Five minutes for Grandpa Forest—Alex’s biggest supporter—to see him play in the NHL.

“Let us know next time you head to Montpelier for a visit,” JP said. “We’ll come with you.”

“That’s… No—”

“Yes,” JP interrupted him. “You’ve always been there for us. When my mom died, when Jay’s grandma had a heart attack. You’re going to let us be there for you, whether you like it or not.”

Jay pointed at JP with his beer. “What he said.”

“Fine,” Alex grumbled, though he had no intention of taking them up on their offer. Still, his heart warmed at the support from his friends, even as he found himself annoyed that they wouldn’t let him sulk in peace.

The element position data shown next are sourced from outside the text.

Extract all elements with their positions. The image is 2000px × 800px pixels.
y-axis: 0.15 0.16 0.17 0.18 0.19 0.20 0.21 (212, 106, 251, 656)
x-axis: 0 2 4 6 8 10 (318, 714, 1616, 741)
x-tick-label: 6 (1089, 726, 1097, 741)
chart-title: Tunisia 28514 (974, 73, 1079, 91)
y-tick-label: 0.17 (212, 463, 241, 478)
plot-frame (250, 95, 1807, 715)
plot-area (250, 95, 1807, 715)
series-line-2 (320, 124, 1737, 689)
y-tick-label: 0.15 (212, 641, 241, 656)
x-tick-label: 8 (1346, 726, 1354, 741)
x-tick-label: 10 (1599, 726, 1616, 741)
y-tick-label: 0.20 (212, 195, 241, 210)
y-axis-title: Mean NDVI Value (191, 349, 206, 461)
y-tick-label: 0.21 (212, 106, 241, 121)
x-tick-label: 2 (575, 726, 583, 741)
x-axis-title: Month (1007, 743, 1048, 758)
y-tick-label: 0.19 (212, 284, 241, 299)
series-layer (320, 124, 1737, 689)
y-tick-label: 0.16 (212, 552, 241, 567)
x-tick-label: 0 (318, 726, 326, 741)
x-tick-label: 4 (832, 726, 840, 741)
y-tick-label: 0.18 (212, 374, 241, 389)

“How long have we got you for?” JP asked as a server deposited Alex’s pizza onto the table. “A few more days?”

Alex took a bite, grunted around the food in his mouth, and swallowed before answering. “I’ll be here until end of November probably. Just need to get back to Tampa for a charity gig at the end of this month, and I might spend a couple weekends with my mom in Toronto. Other than that, I’m here.”

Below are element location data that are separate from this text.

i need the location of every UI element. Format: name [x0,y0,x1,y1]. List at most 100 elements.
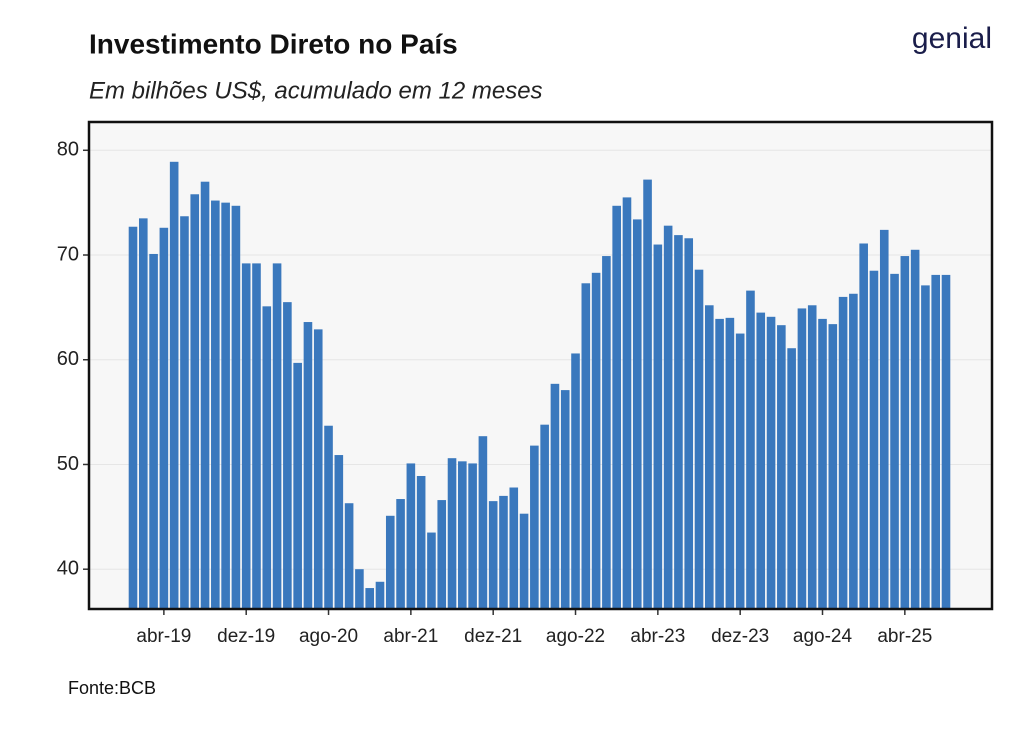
bar [735,333,745,609]
x-tick-label: ago-20 [299,626,358,647]
bar [283,302,292,609]
bar [447,458,457,609]
bar [468,463,477,609]
bar [818,318,827,609]
bar [705,305,714,609]
plot-frame [87,120,994,611]
bar [128,226,138,609]
bar [859,243,868,610]
bar [725,317,735,609]
x-tick-label: dez-23 [711,626,769,647]
bar [632,219,642,609]
bar [684,238,694,609]
y-tick-label: 40 [57,557,79,579]
bar [694,269,704,609]
bar [766,316,776,609]
bar [221,202,230,609]
bar [890,273,899,609]
y-tick-label: 80 [57,139,79,161]
bar [746,290,755,609]
y-tick-label: 70 [57,243,79,265]
bar [478,436,488,609]
bar [591,272,601,609]
bar [324,425,333,609]
bar [838,296,848,609]
bar [313,329,323,609]
bar [571,353,580,609]
bar [921,285,930,609]
bar [458,461,467,609]
bar [509,487,519,609]
bar [560,390,570,609]
bar [777,325,786,609]
chart-title: Investimento Direto no País [89,28,458,59]
source: Fonte:BCB [68,678,156,698]
bar [849,293,858,609]
bar [303,322,313,609]
x-tick-label: abr-25 [877,626,932,647]
bar [756,312,766,609]
bar [674,235,683,609]
bar [931,274,941,609]
bar [941,274,951,609]
bar [293,362,302,609]
bar [231,205,241,609]
bar [653,244,663,610]
x-tick-label: abr-23 [630,626,685,647]
x-tick-label: abr-21 [383,626,438,647]
x-tick-label: ago-22 [546,626,605,647]
bar [262,306,272,609]
x-tick-label: ago-24 [793,626,853,647]
bar [334,455,344,609]
bar [612,205,621,609]
bar [344,503,354,609]
bar [869,270,879,609]
x-tick-label: dez-19 [217,626,275,647]
bar [149,253,158,609]
chart-subtitle: Em bilhões US$, acumulado em 12 meses [89,77,543,104]
bar [355,569,364,609]
bar [910,249,920,610]
bar [427,532,436,609]
bar [375,581,385,609]
bar [211,200,220,609]
bar [715,318,724,609]
bar [663,225,673,609]
y-tick-label: 50 [57,453,79,475]
bar [252,263,261,609]
bar [643,179,652,609]
x-tick-label: dez-21 [464,626,522,647]
bar [396,499,405,609]
bar [180,216,189,610]
bar [550,383,560,609]
bar [879,229,889,610]
bar [530,445,539,609]
y-tick-label: 60 [57,348,79,370]
bar [138,218,148,609]
bar [488,501,498,609]
bar [787,348,796,609]
bar [169,161,179,609]
bar [190,194,200,609]
bar [200,181,210,609]
bar [797,308,807,609]
bar [365,588,374,609]
bar [416,475,426,609]
bar [499,495,508,609]
bar [602,256,611,609]
bar [622,197,632,610]
logo: genial [912,22,992,55]
bar [540,424,549,609]
bar [437,500,447,609]
bar [581,283,591,609]
bar [519,513,529,609]
bar [272,263,282,609]
bar [807,305,817,609]
bar [241,263,251,609]
x-tick-label: abr-19 [136,626,191,647]
bar [828,324,838,609]
bar [900,256,910,609]
bar [159,227,169,609]
bar [406,463,416,609]
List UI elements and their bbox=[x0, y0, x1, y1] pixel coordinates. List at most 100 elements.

“You don’t need to be near your doctors for…” JP waved at Alex’s arm.

“There’s nothing they can do until the cast comes off. There might be some rehab after that, but we won’t know until my arm’s healed.”

“What will you do with yourself while you’re here?”

“Oh, shit!” Alex slammed a hand onto the table, startling his two friends. “I didn’t tell you guys. Do you remember Kate Harvey?”

“Nope,” Jay muttered.

JP straightened and his eyes went big. “From our creative writing classes?”

“Wait, the one who wouldn’t give you the time of day?” Jay asked JP.

“That’s her,” Alex confirmed. “She works for a publisher in New York and approached me about writing a book about hockey.”

“Shut the fuck up. Dude!” Jay raised his glass in a toast. “That’s awesome.”

“What’s the book about?” JP asked.

“That’s the thing.” Alex wiped his hand on a napkin. “I don’t think the idea she pitched is going to work. She wants it to be autobiographical, chronicling my career. But truthfully, my story’s not that interesting. I’ve been trying to find another angle.”

“What about a highlights book?” Jay suggested.

“It’s been done to death. I was hoping to dive into the sport, get into the nitty gritty. I just have to figure out what direction to take it. Anyway.” He finished off his slice. “Tell me what’s going on here.”

They spent two hours talking about nothing and everything. Eventually, the crowd at Mama Jean’s thinned, then it got busy again as semi-drunk college kids came over from the bar for food before heading back to the dorms for the night.

It wasn’t until they were getting ready to leave that Alex discovered a giant purple drawing on his cast.

He glared at Jay. “Dude, seriously? Did you not hear me say that I still have a charity event to attend?”

“You can educate them while you’re at it,” Jay said, smirking.

“Pretty sure the only thing he’d be educating them on,” JP said, peering closely at Alex’s cast, “is that you’re anatomically deluded.”

There, drawn with a purple Sharpie on Alex’s cast, was a giant cock and balls.